FINANCE

Topping pandemic spending

Topping pandemic spending

Relatively speaking, Greece has implemented the highest direct injection of cash for the support of its economy during the pandemic compared to its fellow eurozone member-states, but without achieving similarly high records in replenishing the incomes lost, according to research by the Hellenic Fiscal Council.

The data from the International Monetary Fund which the study is based on show that Greece’s direct spending to support its economy – households and enterprises in sectors other than healthcare – amounted to 10.7% of the country’s gross domestic product, leaving Germany in second with 9.8%.

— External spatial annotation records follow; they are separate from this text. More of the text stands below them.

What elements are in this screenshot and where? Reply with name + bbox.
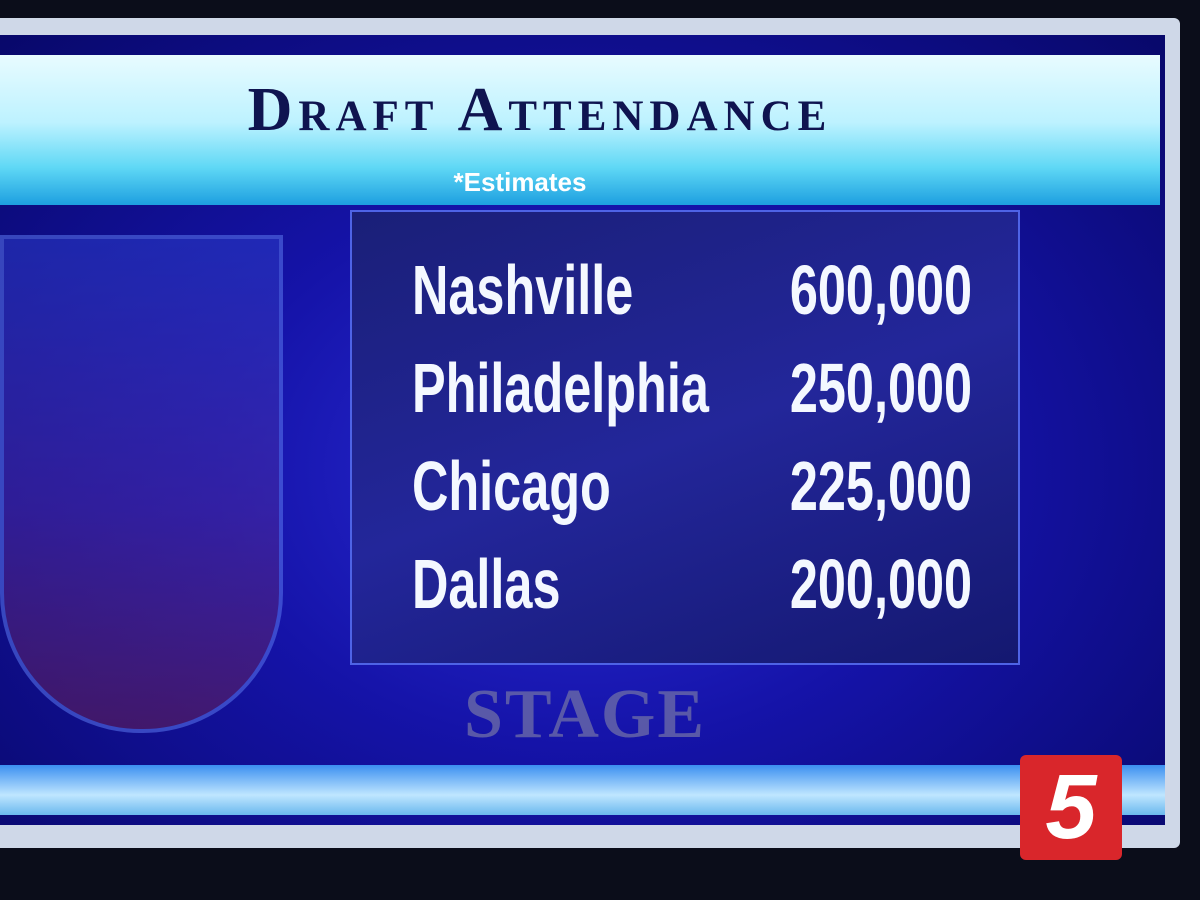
- city-name: Philadelphia: [412, 349, 709, 427]
- stage-sign: STAGE: [463, 676, 707, 753]
- title-banner: [0, 55, 1160, 205]
- table-row: Nashville 600,000: [412, 250, 972, 340]
- table-row: Dallas 200,000: [412, 544, 972, 634]
- subtitle: *Estimates: [453, 167, 587, 197]
- nfl-shield: [0, 235, 283, 733]
- city-name: Dallas: [412, 545, 561, 623]
- title: Draft Attendance: [247, 76, 833, 144]
- table-row: Philadelphia 250,000: [412, 348, 972, 438]
- attendance: 250,000: [789, 349, 972, 427]
- attendance: 600,000: [789, 251, 972, 329]
- channel-logo: 5: [1020, 755, 1122, 860]
- city-name: Chicago: [412, 447, 611, 525]
- city-name: Nashville: [412, 251, 634, 329]
- attendance: 200,000: [789, 545, 972, 623]
- table-panel: Nashville 600,000 Philadelphia 250,000 Chica…: [350, 210, 1020, 665]
- table-row: Chicago 225,000: [412, 446, 972, 536]
- attendance: 225,000: [789, 447, 972, 525]
- bottom-bar: [0, 765, 1165, 815]
- tv-screen: Draft Attendance *Estimates STAGE Nashvi…: [0, 35, 1165, 825]
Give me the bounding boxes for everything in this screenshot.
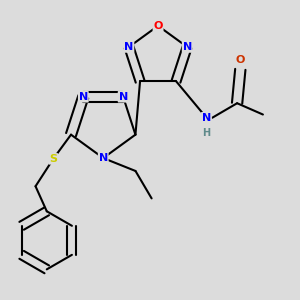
Text: S: S: [49, 154, 57, 164]
Text: N: N: [79, 92, 88, 102]
Text: H: H: [202, 128, 211, 138]
Text: N: N: [99, 153, 108, 163]
Text: N: N: [124, 42, 134, 52]
Text: N: N: [183, 42, 192, 52]
Text: O: O: [236, 55, 245, 65]
Text: N: N: [118, 92, 128, 102]
Text: N: N: [202, 113, 211, 123]
Text: O: O: [153, 21, 163, 31]
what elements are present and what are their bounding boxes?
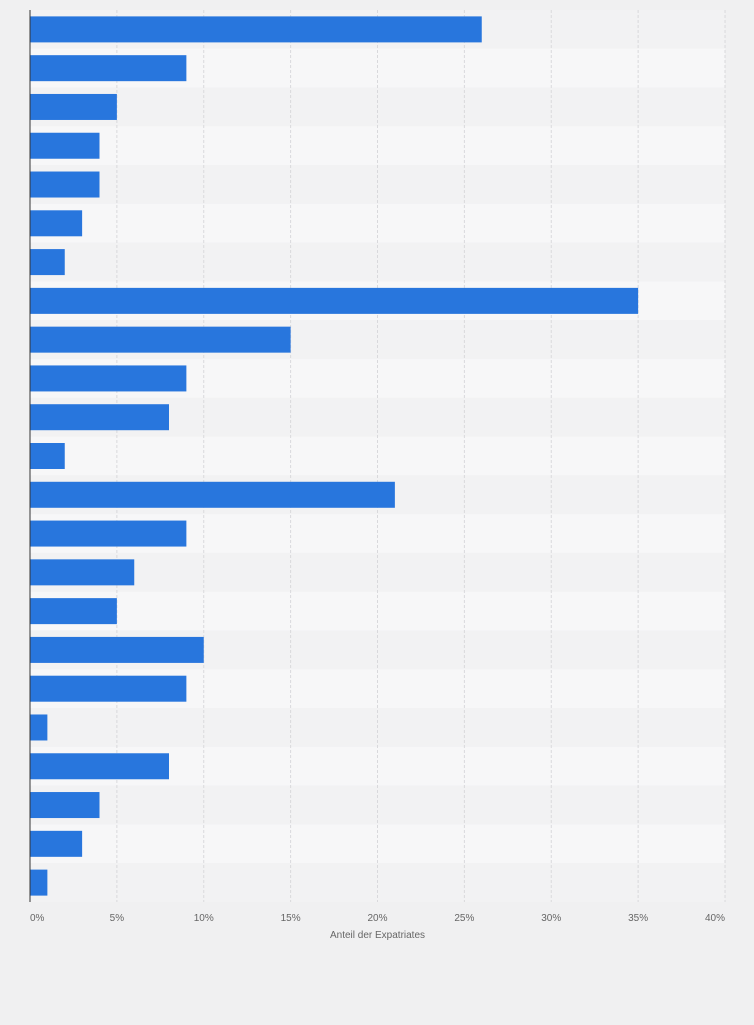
x-tick-label: 0% (30, 913, 45, 924)
x-tick-label: 10% (194, 913, 214, 924)
x-tick-label: 5% (110, 913, 125, 924)
x-tick-label: 35% (628, 913, 648, 924)
bar (30, 171, 100, 198)
x-tick-label: 25% (454, 913, 474, 924)
bar (30, 210, 83, 237)
bar (30, 365, 187, 392)
bar (30, 714, 48, 741)
bar (30, 404, 169, 431)
bar (30, 132, 100, 159)
bar (30, 249, 65, 276)
bar (30, 753, 169, 780)
bar (30, 636, 204, 663)
bar (30, 443, 65, 469)
bar (30, 287, 639, 314)
x-tick-labels: 0% 5% 10% 15% 20% 25% 30% 35% 40% (30, 913, 725, 924)
x-tick-label: 15% (281, 913, 301, 924)
bar (30, 481, 395, 508)
bar (30, 55, 187, 82)
x-tick-label: 20% (367, 913, 387, 924)
bar (30, 675, 187, 702)
bar (30, 598, 117, 625)
bar (30, 93, 117, 120)
bar (30, 326, 291, 353)
gridlines (116, 10, 726, 902)
x-axis-label: Anteil der Expatriates (330, 930, 425, 941)
x-tick-label: 30% (541, 913, 561, 924)
bar (30, 830, 83, 857)
bar (30, 792, 100, 819)
bar (30, 559, 135, 586)
bar (30, 869, 48, 896)
x-tick-label: 40% (705, 913, 725, 924)
bars (30, 16, 639, 896)
bar (30, 16, 482, 43)
bar (30, 520, 187, 547)
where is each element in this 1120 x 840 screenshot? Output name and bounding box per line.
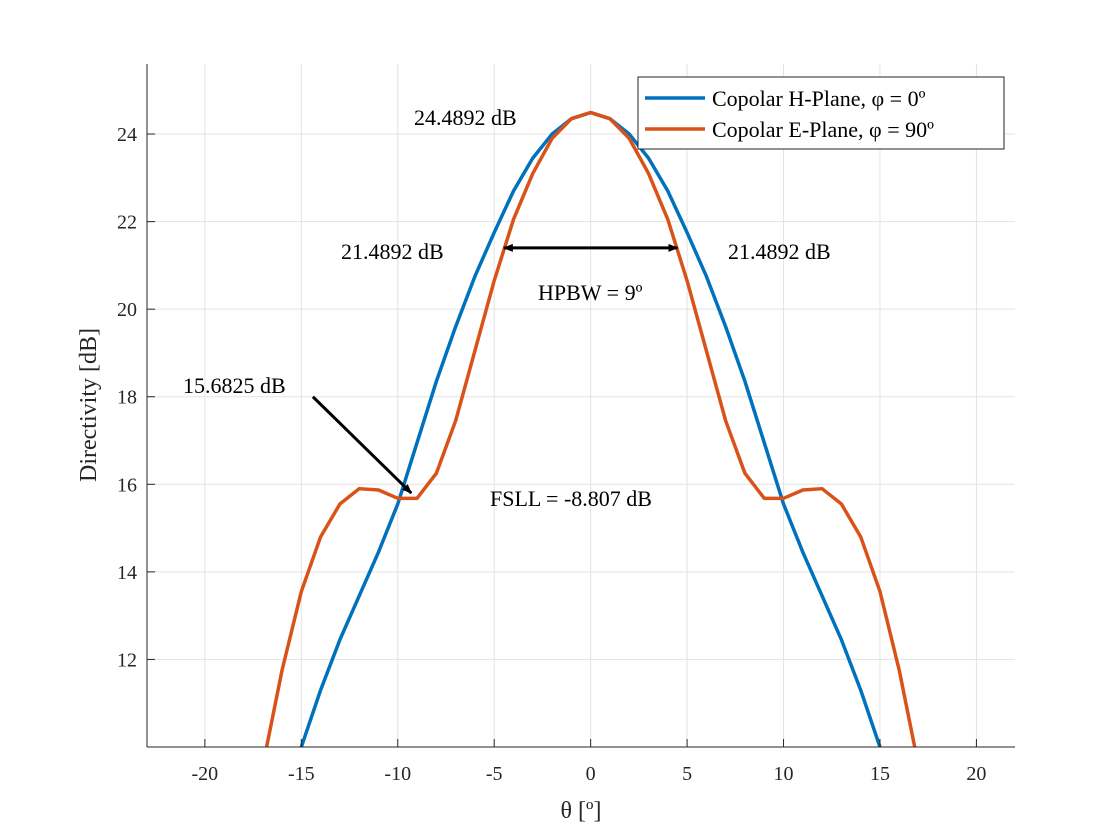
x-tick-label: -10 — [384, 763, 411, 785]
x-tick-label: 10 — [774, 763, 794, 785]
right-half-power-annotation: 21.4892 dB — [728, 239, 831, 264]
annotations: 24.4892 dB 21.4892 dB 21.4892 dB HPBW = … — [183, 105, 831, 511]
y-tick-label: 14 — [117, 562, 137, 584]
axes — [146, 64, 1015, 748]
x-tick-label: -15 — [288, 763, 315, 785]
y-tick-label: 22 — [117, 212, 137, 234]
y-tick-label: 20 — [117, 299, 137, 321]
x-tick-label: 5 — [682, 763, 692, 785]
hpbw-annotation: HPBW = 9º — [538, 280, 643, 305]
fsll-annotation: FSLL = -8.807 dB — [490, 486, 652, 511]
legend-box — [637, 76, 1005, 150]
x-tick-label: 20 — [966, 763, 986, 785]
x-tick-label: -5 — [486, 763, 503, 785]
x-axis-label: θ [º] — [561, 798, 602, 824]
y-tick-label: 16 — [117, 474, 137, 496]
legend: Copolar H-Plane, φ = 0º Copolar E-Plane,… — [637, 76, 1005, 150]
y-tick-label: 24 — [117, 124, 137, 146]
x-tick-label: 0 — [586, 763, 596, 785]
peak-annotation: 24.4892 dB — [414, 105, 517, 130]
x-tick-label: -20 — [192, 763, 219, 785]
legend-label-h-plane: Copolar H-Plane, φ = 0º — [712, 86, 926, 111]
left-half-power-annotation: 21.4892 dB — [341, 239, 444, 264]
x-tick-label: 15 — [870, 763, 890, 785]
side-lobe-annotation: 15.6825 dB — [183, 373, 286, 398]
y-tick-label: 12 — [117, 649, 137, 671]
grid — [147, 64, 1015, 747]
series-line-e-plane — [264, 110, 917, 747]
tick-labels: -20 -15 -10 -5 0 5 10 15 20 12 14 16 18 20 22 24 — [117, 124, 986, 785]
side-lobe-arrow — [311, 395, 413, 495]
y-tick-label: 18 — [117, 387, 137, 409]
series-layer — [264, 110, 917, 747]
legend-label-e-plane: Copolar E-Plane, φ = 90º — [712, 117, 934, 142]
y-axis-label: Directivity [dB] — [76, 328, 102, 482]
plot-area — [147, 64, 1015, 747]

That great performance in state spending may be the flip side of the other Greek record, that of the increase in bank deposits, reaching the second highest rate among the member-states of the Organization for Economic Cooperation and Development (OECD), behind the US. In other words, the state support – or at least a part of it – went straight into the bank.

Despite the government’s generosity, the Eurostat figures that the council’s researchers also processed revealed that the country did not secure a high degree of offsetting lost incomes.

As Giorgos Ioannidis, one of the report’s authors, tells Kathimerini, that rate amounted to 41.2% of the incomes lost, ranking Greece 16th among the 27 European Union members in that respect. The Netherlands was top with a 97% rate and Sweden was last with 18%. Greece ranked 11th among the 19 eurozone members.

The horizontal character of the support measures which involved little targeting – at least initially – could serve to partially explain this result. On the other hand, the report stresses that the support measures helped not only in averting an increase in unemployment, but also in reducing it from 17.3% to 16.3%, with similar phenomena also observed in Italy and France.

The employment protection clause that accompanied many support measures is a factor that explains that development, while researchers also cite an artificial reduction of the workforce based on the definitions of Eurostat and the Hellenic Statistical Authority (ELSTAT).

The report argues that the decisive factor in the level of each country’s spending is its quality of governance, where Greece fares badly, per the World Bank.